When you click on the “Rip” or “Grab” button after inserting an audio disc into your optical drive, the audio signals are broken into fragments called “frames”, each of which last typically for a fraction of a second. You can think of frames similar to those present in a filmstrip. But here, it refers to sound. Next, the encoder calculates the number of bits to be distributed to best account for the audio stream to be encoded. The reason being, the different portions of the frequency spectrum are encoded most efficiently using slight variants of the same encoding algorithm for optimal results. Before moving on to compression, the MP3 codec takes into consideration the encoding bit rate specified by the user. This step determines how much of the available audio data will be stored, and how much will be dropped.
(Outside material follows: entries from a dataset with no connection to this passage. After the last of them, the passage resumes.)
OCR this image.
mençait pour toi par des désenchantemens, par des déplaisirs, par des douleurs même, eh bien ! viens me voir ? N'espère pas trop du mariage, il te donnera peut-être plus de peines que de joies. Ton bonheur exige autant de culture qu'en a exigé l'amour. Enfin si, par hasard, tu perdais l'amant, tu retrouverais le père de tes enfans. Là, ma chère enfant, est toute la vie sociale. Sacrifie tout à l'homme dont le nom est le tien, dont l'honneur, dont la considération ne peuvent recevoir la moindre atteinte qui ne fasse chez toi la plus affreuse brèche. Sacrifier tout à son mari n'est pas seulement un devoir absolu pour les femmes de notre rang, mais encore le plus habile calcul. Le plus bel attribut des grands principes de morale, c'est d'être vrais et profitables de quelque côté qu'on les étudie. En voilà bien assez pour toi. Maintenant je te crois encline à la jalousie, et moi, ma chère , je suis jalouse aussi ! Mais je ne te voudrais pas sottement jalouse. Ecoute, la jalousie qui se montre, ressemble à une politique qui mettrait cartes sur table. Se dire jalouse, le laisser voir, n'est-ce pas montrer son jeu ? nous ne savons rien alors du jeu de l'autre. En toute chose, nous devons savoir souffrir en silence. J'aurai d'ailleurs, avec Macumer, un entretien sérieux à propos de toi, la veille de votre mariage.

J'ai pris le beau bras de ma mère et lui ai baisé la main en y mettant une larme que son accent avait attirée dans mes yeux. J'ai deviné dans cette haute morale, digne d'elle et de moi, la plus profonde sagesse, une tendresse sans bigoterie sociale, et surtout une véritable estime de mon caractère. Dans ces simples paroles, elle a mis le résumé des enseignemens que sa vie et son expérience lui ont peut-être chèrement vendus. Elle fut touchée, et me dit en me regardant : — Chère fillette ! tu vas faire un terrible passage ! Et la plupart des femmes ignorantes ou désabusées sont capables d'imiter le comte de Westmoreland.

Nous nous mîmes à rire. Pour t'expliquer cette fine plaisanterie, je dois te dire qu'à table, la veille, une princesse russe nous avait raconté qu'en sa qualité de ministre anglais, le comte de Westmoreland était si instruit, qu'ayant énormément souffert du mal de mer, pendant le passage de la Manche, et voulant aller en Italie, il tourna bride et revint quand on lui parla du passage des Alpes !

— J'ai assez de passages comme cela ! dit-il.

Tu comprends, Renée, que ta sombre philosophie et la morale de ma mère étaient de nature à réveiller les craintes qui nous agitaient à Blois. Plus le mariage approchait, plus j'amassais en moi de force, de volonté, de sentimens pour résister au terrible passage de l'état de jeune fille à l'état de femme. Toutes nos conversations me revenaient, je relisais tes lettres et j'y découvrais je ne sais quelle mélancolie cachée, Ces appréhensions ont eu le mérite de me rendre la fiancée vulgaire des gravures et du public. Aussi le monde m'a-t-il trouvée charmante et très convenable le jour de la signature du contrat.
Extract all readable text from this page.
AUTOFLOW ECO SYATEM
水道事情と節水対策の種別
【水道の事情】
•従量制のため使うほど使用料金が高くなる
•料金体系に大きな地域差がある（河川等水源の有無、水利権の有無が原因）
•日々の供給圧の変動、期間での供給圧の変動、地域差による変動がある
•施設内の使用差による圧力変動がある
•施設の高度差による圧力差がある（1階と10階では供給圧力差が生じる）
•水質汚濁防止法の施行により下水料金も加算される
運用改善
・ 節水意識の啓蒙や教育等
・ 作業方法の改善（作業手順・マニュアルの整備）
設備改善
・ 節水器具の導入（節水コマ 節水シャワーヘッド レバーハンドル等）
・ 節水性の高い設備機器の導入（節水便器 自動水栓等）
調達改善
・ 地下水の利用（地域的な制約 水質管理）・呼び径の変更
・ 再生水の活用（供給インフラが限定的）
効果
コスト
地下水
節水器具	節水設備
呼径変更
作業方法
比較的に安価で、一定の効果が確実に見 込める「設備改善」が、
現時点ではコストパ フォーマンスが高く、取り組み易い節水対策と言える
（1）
Bit rate refers to the number of bits which are played per second. It is comparable to the resolution of an image—the higher the resolution, the better the quality of the image. Similarly, in an MP3 file, it is the bit rate which determines the audio resolution—the higher the bit rate, the greater the audio resolution. While you cannot control the degree of loss, you can control the number of bits per second to be devoted to data storage, which has a similar net result.

 

Huffman Coding

Dropping redundant frequencies

The audio frequency for each frame is compared to the mathematical models of psychoacoustics which are stored as reference tables in the MP3 codec. From these reference tables, it can be determined which frequencies need to be rendered accurately, since they’ll be perceptible to humans. In addition to this, the codec also decides which frequencies need to be dropped or allocated fewer bits, since we wouldn’t be able to hear them anyway. The codec takes the bit rate into consideration as it writes each frame to the bit stream. If the bit rate is low, the redundancy criteria will be measured strictly, resulting in a lower-quality output as greater number of frequencies is dropped. If the bit rate is high, the codec will be lenient, and the end result will sound better.

 

Final compression

The serial bit stream of frames is run through the process of “Huffman Coding”, which compresses the information throughout the sample. The Huffman coding does not work with the psychoacoustic model, but achieves additional compression. Thus, the entire process of MP3 encoding is a two-pass system: First, the redundant data is discarded and then the relevant data is further shrunk, resulting in an audio file that is 10 times smaller!